Like the majority of American cities with an aging infrastructure and too many years of deferred maintenance, San Francisco would likely be a scary place in the aftermath of a large-scale natural disaster or terrorist attack.
But because the whole Bay Area lives atop a minefield of earthquake faults that could wreak devastation at any moment, San Francisco must constantly stay prepared to cope with the kind of disaster that strikes without warning.
Thus it is serious cause for concern that two separate agencies issued reports this month lambasting The City’s readiness to respond to a major emergency.
A May 15 audit by Board of Supervisors Budget Analyst Harvey Rose targeted the Office of Emergency Services and Homeland Security, complaining about lack of a detailed citywide plan to recover from a worst-case earthquake.
Mayor Gavin Newsom wasted no time getting out in front of the problem, issuing a 19-point executive directive three days before the official audit was even released. His call "to ensure that emergency preparedness continues to receive the highest priority in this administration" includes requiring all city departments to appoint disaster preparedness coordinators making ongoing updates of planning, training and equipment needs.
On Monday, Newsom also announced the hiring of former San Mateo County emergency communications manager Laura Phillips to oversee OESHS, as well as supervising The City’s 911 telephone operations.

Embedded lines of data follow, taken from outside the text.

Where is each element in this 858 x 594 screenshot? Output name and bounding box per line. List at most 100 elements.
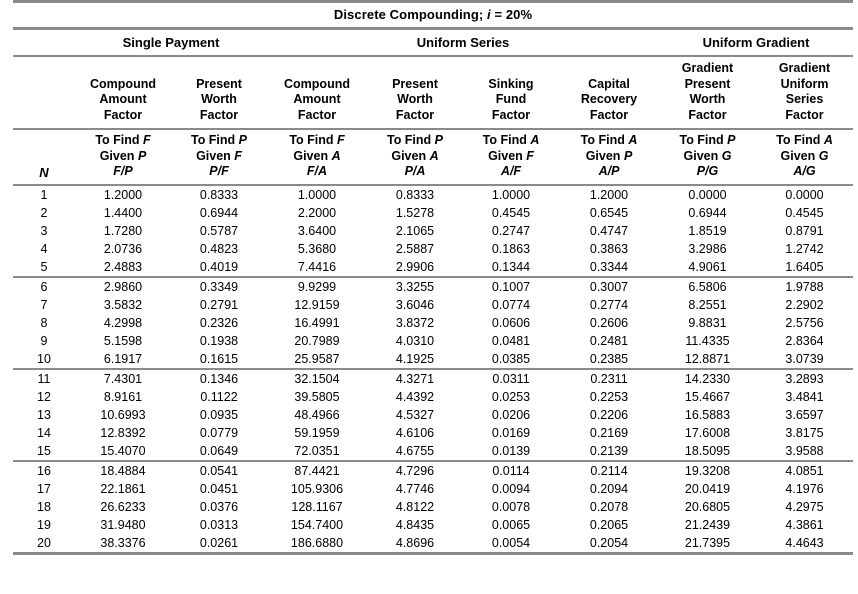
ratio-label: F/A	[306, 164, 328, 178]
column-header-p-f: To Find P Given F P/F	[171, 129, 267, 185]
table-row: 3 1.7280 0.5787 3.6400 2.1065 0.2747 0.4747 1.8…	[13, 222, 853, 240]
cell-f-a: 7.4416	[297, 259, 337, 274]
factor-name-line: Factor	[395, 107, 435, 122]
cell-p-a: 2.5887	[395, 241, 435, 256]
to-find-prefix: To Find	[289, 133, 334, 147]
cell-f-p: 22.1861	[100, 481, 146, 496]
cell-a-f: 0.0094	[491, 481, 531, 496]
to-find-prefix: To Find	[190, 133, 236, 147]
column-header-f-a: To Find F Given A F/A	[267, 129, 367, 185]
cell-a-p: 0.2094	[589, 481, 629, 496]
cell-f-p: 5.1598	[103, 333, 143, 348]
cell-a-f: 0.0606	[491, 315, 531, 330]
table-title-row: Discrete Compounding; i = 20%	[13, 0, 854, 30]
ratio-label: P/G	[696, 164, 719, 178]
cell-f-p: 2.4883	[103, 259, 143, 274]
cell-n: 19	[37, 517, 51, 532]
given-variable: G	[721, 148, 732, 163]
cell-p-g: 18.5095	[684, 443, 731, 458]
cell-p-g: 14.2330	[684, 371, 731, 386]
interest-factor-table: Discrete Compounding; i = 20% Single Pay…	[13, 0, 854, 555]
given-prefix: Given	[683, 148, 719, 163]
ratio-label: F/P	[113, 164, 133, 178]
cell-a-p: 0.2169	[589, 425, 629, 440]
given-prefix: Given	[99, 148, 135, 163]
cell-a-f: 0.0311	[492, 371, 530, 386]
cell-p-a: 2.9906	[395, 259, 435, 274]
cell-n: 3	[40, 223, 48, 238]
cell-f-p: 2.9860	[103, 279, 143, 294]
cell-p-f: 0.4019	[199, 259, 239, 274]
cell-f-p: 18.4884	[100, 463, 146, 478]
factor-name-line: Factor	[688, 107, 727, 122]
factor-name-spacer	[13, 56, 75, 129]
cell-n: 12	[37, 389, 51, 404]
given-prefix: Given	[196, 148, 231, 163]
cell-a-g: 3.2893	[785, 371, 824, 386]
cell-a-g: 1.9788	[785, 279, 824, 294]
cell-a-f: 0.0774	[491, 297, 531, 312]
cell-n: 20	[37, 535, 51, 550]
cell-p-f: 0.1122	[200, 389, 238, 404]
cell-f-a: 25.9587	[294, 351, 340, 366]
table-row: 19 31.9480 0.0313 154.7400 4.8435 0.0065 0.206…	[13, 516, 853, 534]
cell-p-g: 8.2551	[688, 297, 727, 312]
cell-n: 15	[37, 443, 51, 458]
factor-name-line: Present	[196, 76, 242, 91]
cell-p-f: 0.1938	[199, 333, 239, 348]
cell-p-a: 4.8435	[395, 517, 435, 532]
cell-f-p: 1.7280	[103, 223, 143, 238]
to-find-variable: P	[727, 133, 736, 147]
table-row: 18 26.6233 0.0376 128.1167 4.8122 0.0078 0.207…	[13, 498, 853, 516]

Then, on Thursday, a new report from the civil grand jury widened the accusations of preparedness failure to include the Department of Public Health. Some of the grand jury’s ominous predictions sounded like storylines from a special-effects disaster movie.
Within 30 minutes of a major earthquake or comparable disaster, city hospital services would become overwhelmed and completely break down, according to the grand jury. Victims could not be brought in by helicopter because no local hospital has a landing pad, due to neighbor resistance.
Few hospitals have completed seismic retrofitting, and interagency communications during an emergency would be uncoordinated and overloaded. Broken pipelines would paralyze the water system.
It is actually a good thing that such repeated warnings, especially in the wake of Hurricane Katrina and the recent 1906 earthquake centennial, are keeping the spotlight on The City’s need to upgrade to the highest level of disaster preparedness.
In fact, the entire Bay Area governmental network should be consistently working together to maintain regional readiness for the giant quake everybody realizes will arrive sooner or later.